'''NOTE''' The base methods base::nan<>() and base::infinity<>() will be added to base/types if this proposal gets accepted

This details the acceptable semantics of NaN and Infinity as special values in oroGen interfaces and/or C++ libraries

Floating-point values (float and double in C++) have two "special" values: Not A Number (NaN) and Infinity. This page details the accepted semantic, in Rock, of these special values across component boundaries.

== Unset parameters ==

NaN can be used in configuration data structures to represent that a special parameter has not been set. In C++ for a float parameter, this is done with

{{{
#include <base/float.h>
config.value = base::unset<float>();
}}}

If you do not want to add a dependency to base/types, use the standard C++ method (rock uses quiet_nan())

{{{
#include <limits>
config.value = std::numeric_limits<float>::quiet_nan();
}}}

A not-set value can be interpreted in two ways:

* as an error (if the caller should set this particular value)
* as a way to disable some part of the functionality.

It can be tested with

{{{
#include <float.h>
if (base::isUnset(config.value))
  // generate an error
}}}

Note that one CANNOT use if (config.value == base::unset()) as, in IEEE 754, NaN != NaN

It must NOT be interpreted as a "use default value" indicator. If a sane default value exists, it should be used instead of NaN.

== Unknown values ==

On data structures that do not represent uncertainty, NaN can be used to represent unknown values. For instance, a 3-vector of
{{{
base::Vector3d v(0, 0, base::unknown<double>())
}}}

can be used to represent a position that is known in X, Y but completely unknown in Z. It can then be tested with

{{{
if (base::isUnknown(v.x()))
  // generate an error
}}}

On data structures that represent uncertainty, the unknown is not represented can be set in two ways:

 * in e.g. in information filters, the value of zero is used to represent no information
 * in e.g. covariance matrix representations, no information is represented as infinity

{{{
#include <base/float.hpp>
covariance(3, 2) = base::infinity<double>();
}}}

If you do not want to add a dependency to base/types, use the standard C++ method:

{{{
#include <limits>
covariance(3, 2) = std::numeric_limits<double>::infinity();
}}}

Even though one can test against infinity, for consistency reasons, testing should be done using base::isInfinity(v)

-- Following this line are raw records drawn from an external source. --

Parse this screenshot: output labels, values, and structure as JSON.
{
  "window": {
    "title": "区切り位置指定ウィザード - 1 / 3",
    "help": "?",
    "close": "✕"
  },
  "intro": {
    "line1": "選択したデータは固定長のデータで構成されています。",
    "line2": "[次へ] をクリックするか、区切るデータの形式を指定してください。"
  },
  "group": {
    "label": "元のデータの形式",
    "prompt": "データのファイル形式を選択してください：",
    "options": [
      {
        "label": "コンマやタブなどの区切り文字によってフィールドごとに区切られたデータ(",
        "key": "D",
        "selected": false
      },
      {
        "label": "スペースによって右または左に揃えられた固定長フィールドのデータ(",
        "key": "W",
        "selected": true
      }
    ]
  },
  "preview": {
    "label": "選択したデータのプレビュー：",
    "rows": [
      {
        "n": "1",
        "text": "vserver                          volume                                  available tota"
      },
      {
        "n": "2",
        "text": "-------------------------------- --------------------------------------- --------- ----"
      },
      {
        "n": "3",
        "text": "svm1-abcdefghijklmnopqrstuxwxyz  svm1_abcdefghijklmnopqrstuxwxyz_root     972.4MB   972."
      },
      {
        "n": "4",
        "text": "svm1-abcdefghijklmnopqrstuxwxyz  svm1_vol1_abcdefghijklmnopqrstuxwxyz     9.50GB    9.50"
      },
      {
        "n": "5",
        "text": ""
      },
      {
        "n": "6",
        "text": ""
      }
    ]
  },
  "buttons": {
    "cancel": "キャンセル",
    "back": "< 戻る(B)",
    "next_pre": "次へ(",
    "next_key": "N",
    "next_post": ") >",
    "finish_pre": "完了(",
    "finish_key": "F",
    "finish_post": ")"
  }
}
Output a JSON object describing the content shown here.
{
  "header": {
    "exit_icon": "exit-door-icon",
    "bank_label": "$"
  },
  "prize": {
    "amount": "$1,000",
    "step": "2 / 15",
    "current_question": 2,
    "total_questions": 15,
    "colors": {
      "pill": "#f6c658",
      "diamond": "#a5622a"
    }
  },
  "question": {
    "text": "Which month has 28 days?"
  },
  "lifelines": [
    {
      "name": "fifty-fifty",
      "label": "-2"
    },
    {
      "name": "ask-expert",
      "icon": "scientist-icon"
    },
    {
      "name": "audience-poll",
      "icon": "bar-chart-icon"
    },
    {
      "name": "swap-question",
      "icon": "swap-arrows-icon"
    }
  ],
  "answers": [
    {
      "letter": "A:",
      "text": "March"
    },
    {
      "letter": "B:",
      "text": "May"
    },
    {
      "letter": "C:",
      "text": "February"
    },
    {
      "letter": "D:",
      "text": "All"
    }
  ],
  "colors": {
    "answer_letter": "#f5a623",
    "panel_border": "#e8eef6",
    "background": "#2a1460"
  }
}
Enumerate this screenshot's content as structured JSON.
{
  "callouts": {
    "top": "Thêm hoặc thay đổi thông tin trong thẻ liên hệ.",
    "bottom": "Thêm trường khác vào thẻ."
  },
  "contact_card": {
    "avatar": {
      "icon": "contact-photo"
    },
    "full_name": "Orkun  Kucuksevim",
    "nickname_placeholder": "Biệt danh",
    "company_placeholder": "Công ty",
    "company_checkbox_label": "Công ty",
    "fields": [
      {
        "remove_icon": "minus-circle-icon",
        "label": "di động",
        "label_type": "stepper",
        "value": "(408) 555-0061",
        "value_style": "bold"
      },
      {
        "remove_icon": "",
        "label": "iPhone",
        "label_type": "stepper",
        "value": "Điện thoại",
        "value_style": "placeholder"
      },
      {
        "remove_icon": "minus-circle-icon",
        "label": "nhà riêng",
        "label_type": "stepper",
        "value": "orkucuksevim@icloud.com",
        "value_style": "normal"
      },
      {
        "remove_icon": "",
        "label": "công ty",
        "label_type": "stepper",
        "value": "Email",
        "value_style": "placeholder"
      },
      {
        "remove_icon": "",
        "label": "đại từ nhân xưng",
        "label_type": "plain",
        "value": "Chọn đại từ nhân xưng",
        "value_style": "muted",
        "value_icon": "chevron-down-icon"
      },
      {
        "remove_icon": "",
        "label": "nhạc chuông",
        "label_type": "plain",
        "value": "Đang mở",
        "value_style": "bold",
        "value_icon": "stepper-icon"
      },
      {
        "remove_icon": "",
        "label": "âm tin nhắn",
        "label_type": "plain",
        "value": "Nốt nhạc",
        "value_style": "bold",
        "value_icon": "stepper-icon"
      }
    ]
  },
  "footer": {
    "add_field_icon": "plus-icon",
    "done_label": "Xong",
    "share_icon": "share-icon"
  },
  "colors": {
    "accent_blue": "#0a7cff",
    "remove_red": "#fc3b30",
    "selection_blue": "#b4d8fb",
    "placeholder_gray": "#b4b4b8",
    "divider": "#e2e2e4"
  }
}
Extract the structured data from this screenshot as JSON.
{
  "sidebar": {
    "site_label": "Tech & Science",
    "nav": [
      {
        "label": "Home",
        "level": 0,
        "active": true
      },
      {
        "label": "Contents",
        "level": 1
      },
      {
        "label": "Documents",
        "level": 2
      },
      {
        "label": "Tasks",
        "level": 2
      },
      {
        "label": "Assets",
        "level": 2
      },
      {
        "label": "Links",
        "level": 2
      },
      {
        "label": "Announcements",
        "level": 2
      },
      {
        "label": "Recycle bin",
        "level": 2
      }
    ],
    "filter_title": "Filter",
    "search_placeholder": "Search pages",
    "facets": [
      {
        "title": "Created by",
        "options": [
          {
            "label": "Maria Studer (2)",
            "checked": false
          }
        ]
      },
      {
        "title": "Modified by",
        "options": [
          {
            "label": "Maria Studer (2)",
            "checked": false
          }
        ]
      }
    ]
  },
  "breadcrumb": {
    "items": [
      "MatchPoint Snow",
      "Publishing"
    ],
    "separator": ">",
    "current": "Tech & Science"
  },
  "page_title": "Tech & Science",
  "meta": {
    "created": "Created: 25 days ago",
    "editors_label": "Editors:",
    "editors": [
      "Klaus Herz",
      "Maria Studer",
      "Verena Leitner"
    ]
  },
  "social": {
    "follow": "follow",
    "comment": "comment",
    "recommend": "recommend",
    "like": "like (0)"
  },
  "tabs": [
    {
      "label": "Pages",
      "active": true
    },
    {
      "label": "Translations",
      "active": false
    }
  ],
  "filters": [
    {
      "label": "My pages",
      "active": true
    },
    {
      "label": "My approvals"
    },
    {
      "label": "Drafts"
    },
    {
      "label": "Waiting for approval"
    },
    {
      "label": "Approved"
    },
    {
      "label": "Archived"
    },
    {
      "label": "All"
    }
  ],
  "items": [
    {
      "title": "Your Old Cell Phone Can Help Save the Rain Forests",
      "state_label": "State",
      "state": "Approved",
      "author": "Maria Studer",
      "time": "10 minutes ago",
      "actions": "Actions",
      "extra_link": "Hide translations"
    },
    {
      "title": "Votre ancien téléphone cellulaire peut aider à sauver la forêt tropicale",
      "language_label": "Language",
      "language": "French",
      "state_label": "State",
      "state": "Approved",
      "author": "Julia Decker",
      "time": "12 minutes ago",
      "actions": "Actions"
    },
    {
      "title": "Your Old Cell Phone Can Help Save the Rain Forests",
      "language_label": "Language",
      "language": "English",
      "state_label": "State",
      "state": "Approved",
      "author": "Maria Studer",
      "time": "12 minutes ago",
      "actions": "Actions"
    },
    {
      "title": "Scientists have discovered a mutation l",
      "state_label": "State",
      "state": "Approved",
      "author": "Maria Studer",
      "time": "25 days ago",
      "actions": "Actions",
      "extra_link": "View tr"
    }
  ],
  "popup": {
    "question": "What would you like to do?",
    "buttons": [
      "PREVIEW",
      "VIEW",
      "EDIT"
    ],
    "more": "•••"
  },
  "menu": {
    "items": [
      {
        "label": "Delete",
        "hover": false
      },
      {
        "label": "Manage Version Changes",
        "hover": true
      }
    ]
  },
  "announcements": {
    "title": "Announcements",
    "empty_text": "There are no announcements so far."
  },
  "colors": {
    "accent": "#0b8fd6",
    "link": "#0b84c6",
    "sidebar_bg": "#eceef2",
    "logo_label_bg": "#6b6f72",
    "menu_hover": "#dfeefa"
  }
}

It is encouraged for such types to have some invalidation / validity test methods. For instance, [http://rock-robotics.org/api/base/types/structbase_1_1samples_1_1RigidBodyState.html RigidBodyState] offers the invalidate(), invalidatePosition(), invalidateOrientation() methods to resp. set all covariance values to infinity, the position covariance to infinity and/or the orientation covariance to infinity. The corresponding test methods hasValidPosition() and hasValidOrientation() allows then to test if some information is present in these fields.

== In Ruby ==

In the Typelib/Ruby bindings, i.e. when interacting with log data and/or live orocos components, one can set floating-point values to Infinity and NaN in the following way:

{{{
config.value = Infinity
covariance.data[5] = NaN
}}}

I.e. infinity is mapped to the Infinity toplevel constant, while NaN is mapped to the NaN constant.

For consistency reasons, the base/types_ruby package also defines the following:

{{{
require 'base/float'
Base::infinity()
Base::infinity?(v)
Base::unset()
Base::unset?(v)
Base::unknown()
Base::unknown?(v)
}}}